Les policiers et gendarmes à qui il avait été demandé de regagner leurs services en vue de la reprise du travail de sécurisation étaient aussi confrontés à ce même scénario.
La plupart des commissariats de la ville d’Abidjan et même de certaines villes de l’intérieur du pays comme San Pedro avaient été saccagés, les armes et autres matériels avaient été emportés.
Cette situation ne s’avérait pas ainsi facile pour les policiers et gendarmes qui devraient remplacer les soldats appelés à regagner les casernes, signe d’une normalisation effective.
Le temps pour la normalisation : En dépit de la volonté de nombreuses personnes de reprendre leurs fonctions pour s’inscrire dans la mouvance de la reprise, un temps devrait alors être accordé à la normalisation.
Pour certains observateurs, ces difficultés allaient de manière inévitable retarder l’exécution du programme de gouvernement du président élu Alassane Ouattara qui avait promis de faire de la Côte d’Ivoire un pays moderne et modèle en l’espace de cinq ans.
“Il faut réhabiliter ou reconstruire tout ce qui a été abîmé.

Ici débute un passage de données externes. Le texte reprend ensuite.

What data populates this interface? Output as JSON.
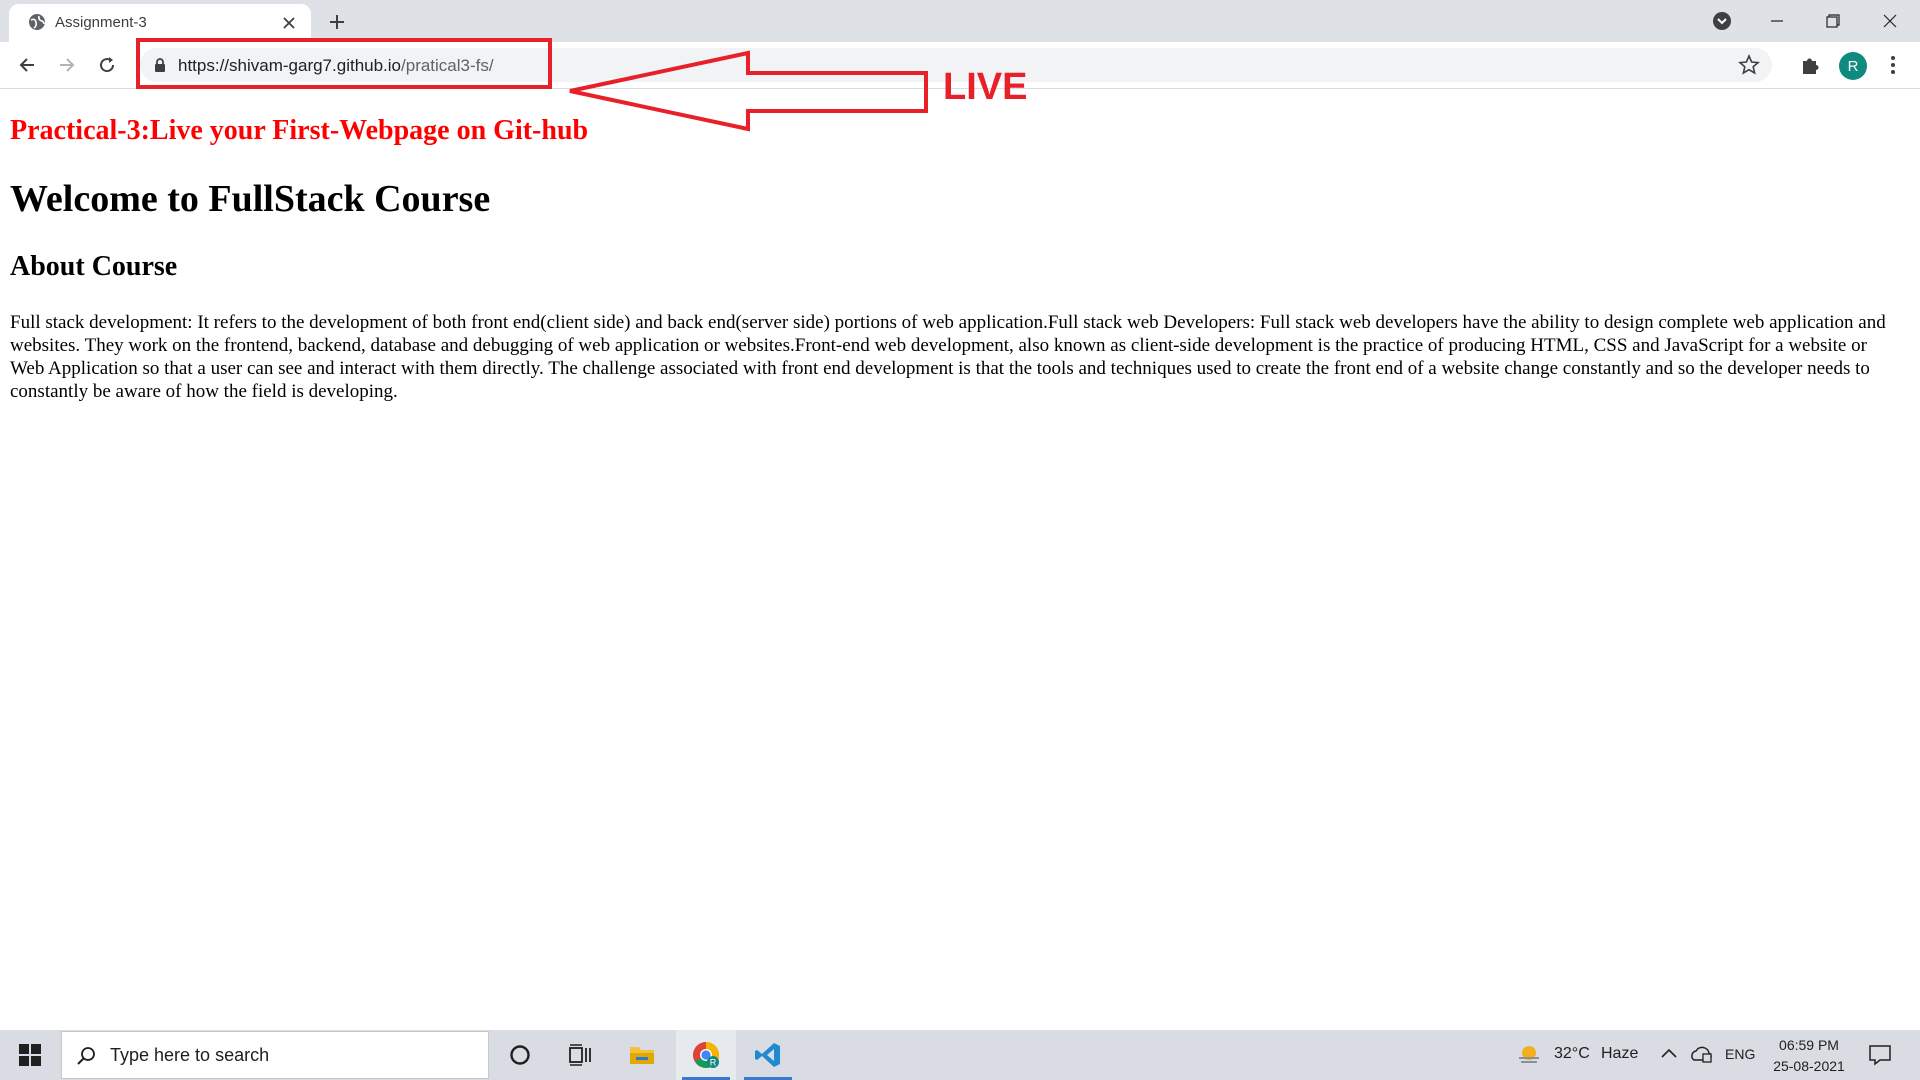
{
  "browser": {
    "tab_title": "Assignment-3",
    "url_host": "https://shivam-garg7.github.io",
    "url_path": "/pratical3-fs/",
    "profile_initial": "R"
  },
  "annotation": {
    "label": "LIVE",
    "color": "#e8202a"
  },
  "page": {
    "practical_heading": "Practical-3:Live your First-Webpage on Git-hub",
    "main_heading": "Welcome to FullStack Course",
    "sub_heading": "About Course",
    "paragraph": "Full stack development: It refers to the development of both front end(client side) and back end(server side) portions of web application.Full stack web Developers: Full stack web developers have the ability to design complete web application and websites. They work on the frontend, backend, database and debugging of web application or websites.Front-end web development, also known as client-side development is the practice of producing HTML, CSS and JavaScript for a website or Web Application so that a user can see and interact with them directly. The challenge associated with front end development is that the tools and techniques used to create the front end of a website change constantly and so the developer needs to constantly be aware of how the field is developing."
  },
  "taskbar": {
    "search_placeholder": "Type here to search",
    "weather_temp": "32°C",
    "weather_desc": "Haze",
    "language": "ENG",
    "time": "06:59 PM",
    "date": "25-08-2021"
  }
}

Cela va prendre plusieurs mois. Il faut acquérir de nouveaux véhicules pour les agents en charge de la sécurité et pour les services de l’Etat. Cela aussi se fera sur une certaine durée”, avait estimé l’un d’eux.
L’impact sur le programme présidentiel : De l’avis de celui-ci, après la phase de restauration et de l’approvisionnement en matériels et en produits, une autre phase tout aussi importante qu’est la cohésion nationale devrait suivre, et pourrait modifier sur le plan du calendrier “le programme d’action” de M. Ouattara.
En attendant, le gouvernement Ouattara s’attelait à tout mettre en oeuvre pour que le pays sorte de sa torpeur et retrouve son animation d’antan.
Les activités avaient ainsi repris lentement, avec l’espoir d’atteindre dans les temps à venir une vitesse de croisière, pour tourner de manière sûre la page de la crise postélectorale ivoirienne.
La Côte d’Ivoire avait abordé un nouveau virage de son histoire sociopolitique avec l’arrestation le 11 avril du président sortant ivoirien Laurent Gbagbo par les forces pro-Ouattara soutenues par les casques bleus de l’ONU et la force française Licorne.
La crise postélectorale ivoirienne avait opposé durant plus de quatre mois Laurent Gbagbo, investi président par le Conseil constitutionnel, à Alassane Ouattara, déclaré élu par la Commission électorale ivoirienne (CEI) et reconnu par la Communauté économique des Etats d’Afrique de l’Ouest (CEDEAO), l’Union africaine (UA) et l’ONU.
Le conflit jalonné par des violences meurtrières avait fait plus d’un millier de morts depuis la mi-décembre 2010, selon l’ONU.
114 Voir à ce sujet l‘annexe 1 et 2 sur la chronologie des crimes et faits marquant la période sous étude.